The question I have now is how bad of a job did I do. The rear panel doesn't seem to lining up right with the holes in the rocker. About 3/16th of an inch off.

Can someone let me know what a reasonable gap between the rear panel and the door should be on an stripped down TR6. By stripped down I mean no motor, nothing in the car.

By the way did I mention that I made a lot of mistakes doing this.
 
Here are some pics if it helps.

This is the passenger side. I replaced the floor board on this side

P1010064.jpg


This is the driver's side. I haven't touch this side other than taking everything off and putting it back on again.

P1010065.jpg
 
jackag91 said:
Ok, so I got the first floor board in. I made A LOT of mistakes but it is in.

The question I have now is how bad of a job did I do. The rear panel doesn't seem to lining up right with the holes in the rocker. About 3/16th of an inch off....
The first one is always the hardest.
On the rockers, I had to weld up the rear holes and put in new ones to match the rear wing. The front holes matched up with the fender.

When you finally drop in the engine and transmission and other heavy parts the frame will flex down. This will cause the rear of the door to lower, and it will cause the B post to tilt more to the front of the car. Both actions will close the rear door gap at the top, and rear door clearances at the bottom. The additional weight may also cause the rear bottom of the door to stick out.

One other thing that has not been mentioned is to insure when the door gaps are set, that the door windows still match up with the wind screen I had some problem there that almost made me want to junk the project (just kidding, sort of).
 
My previous post was before I saw your pictures. You are looking real close.

A few questions, is the entire tub securely bolted to the frame at all points? I ask this because it does affect how the tub flexes.

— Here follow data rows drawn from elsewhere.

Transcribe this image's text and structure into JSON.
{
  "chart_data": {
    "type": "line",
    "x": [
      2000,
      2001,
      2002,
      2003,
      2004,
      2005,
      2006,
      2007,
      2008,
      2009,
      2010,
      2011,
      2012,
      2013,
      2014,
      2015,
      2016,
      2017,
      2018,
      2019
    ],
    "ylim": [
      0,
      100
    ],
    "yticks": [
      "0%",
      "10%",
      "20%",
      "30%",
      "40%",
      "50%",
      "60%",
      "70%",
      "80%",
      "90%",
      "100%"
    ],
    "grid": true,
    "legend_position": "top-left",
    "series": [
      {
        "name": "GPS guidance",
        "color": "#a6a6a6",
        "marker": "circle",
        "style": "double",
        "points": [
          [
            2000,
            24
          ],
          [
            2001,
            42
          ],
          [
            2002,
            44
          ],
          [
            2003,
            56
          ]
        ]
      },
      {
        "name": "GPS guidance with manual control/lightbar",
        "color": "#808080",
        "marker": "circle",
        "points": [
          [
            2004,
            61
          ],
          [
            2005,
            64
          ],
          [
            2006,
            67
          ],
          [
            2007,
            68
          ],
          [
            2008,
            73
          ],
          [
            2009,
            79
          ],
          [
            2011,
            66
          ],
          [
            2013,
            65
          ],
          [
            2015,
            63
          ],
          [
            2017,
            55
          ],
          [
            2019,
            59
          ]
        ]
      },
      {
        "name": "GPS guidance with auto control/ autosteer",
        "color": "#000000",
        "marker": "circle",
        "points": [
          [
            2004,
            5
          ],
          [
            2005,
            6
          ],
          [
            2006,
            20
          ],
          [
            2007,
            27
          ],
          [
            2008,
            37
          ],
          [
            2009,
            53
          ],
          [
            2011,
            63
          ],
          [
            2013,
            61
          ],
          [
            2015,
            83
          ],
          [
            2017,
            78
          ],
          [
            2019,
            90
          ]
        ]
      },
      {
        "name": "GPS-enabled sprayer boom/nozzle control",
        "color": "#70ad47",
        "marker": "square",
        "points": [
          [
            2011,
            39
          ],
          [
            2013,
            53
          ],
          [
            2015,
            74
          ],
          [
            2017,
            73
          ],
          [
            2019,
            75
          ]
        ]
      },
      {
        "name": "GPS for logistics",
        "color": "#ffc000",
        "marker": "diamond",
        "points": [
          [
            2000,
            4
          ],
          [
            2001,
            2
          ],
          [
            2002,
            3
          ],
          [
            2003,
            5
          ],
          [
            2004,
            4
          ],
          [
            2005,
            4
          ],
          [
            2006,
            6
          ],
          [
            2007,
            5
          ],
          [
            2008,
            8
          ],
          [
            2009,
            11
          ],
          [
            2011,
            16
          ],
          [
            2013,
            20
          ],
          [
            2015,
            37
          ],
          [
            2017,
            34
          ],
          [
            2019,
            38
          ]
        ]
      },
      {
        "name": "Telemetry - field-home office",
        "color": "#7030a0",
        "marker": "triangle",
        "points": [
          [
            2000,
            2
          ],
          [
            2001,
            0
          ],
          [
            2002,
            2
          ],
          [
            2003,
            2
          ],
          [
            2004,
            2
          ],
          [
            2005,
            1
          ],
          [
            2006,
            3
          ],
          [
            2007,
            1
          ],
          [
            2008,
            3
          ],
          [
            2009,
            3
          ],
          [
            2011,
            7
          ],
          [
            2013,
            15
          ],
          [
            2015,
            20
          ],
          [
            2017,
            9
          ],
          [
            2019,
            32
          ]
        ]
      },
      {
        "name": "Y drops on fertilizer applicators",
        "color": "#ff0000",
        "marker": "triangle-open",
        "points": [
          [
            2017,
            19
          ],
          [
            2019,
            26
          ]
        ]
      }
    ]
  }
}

Also, how many shims do you have under the floor just before the B post? Removing shims will cause the B post to drop and move forward, closing the gap. But it will also cause the door to sit higher then the rear fender requiring additional adjustment.

Lots of fun...
 
jack, im going to look for some pis of mine when i did the floors. if you plan on doing the other side here is a trick i used. first you can see once you weld everything and then take braces or jacks out the door gaps will change. when i welded in a new floor i did it on the frame bolted down and i did not use any bracing. once the new floor was in and i was getting ready for the rocker to be welded in i took a ratcheting belt and went from the a post to the b post and pulled it together. i took a jack and went under the a post an jacked it into the position i wanted it and then went a bit more to account for sag. once it was welded and i took the jack out and the belt out the door closed beautifully and the gap is nice and close. hope that helps you some.
Randy
 
Thanks Randy, I will give it a try when I do the driver's side.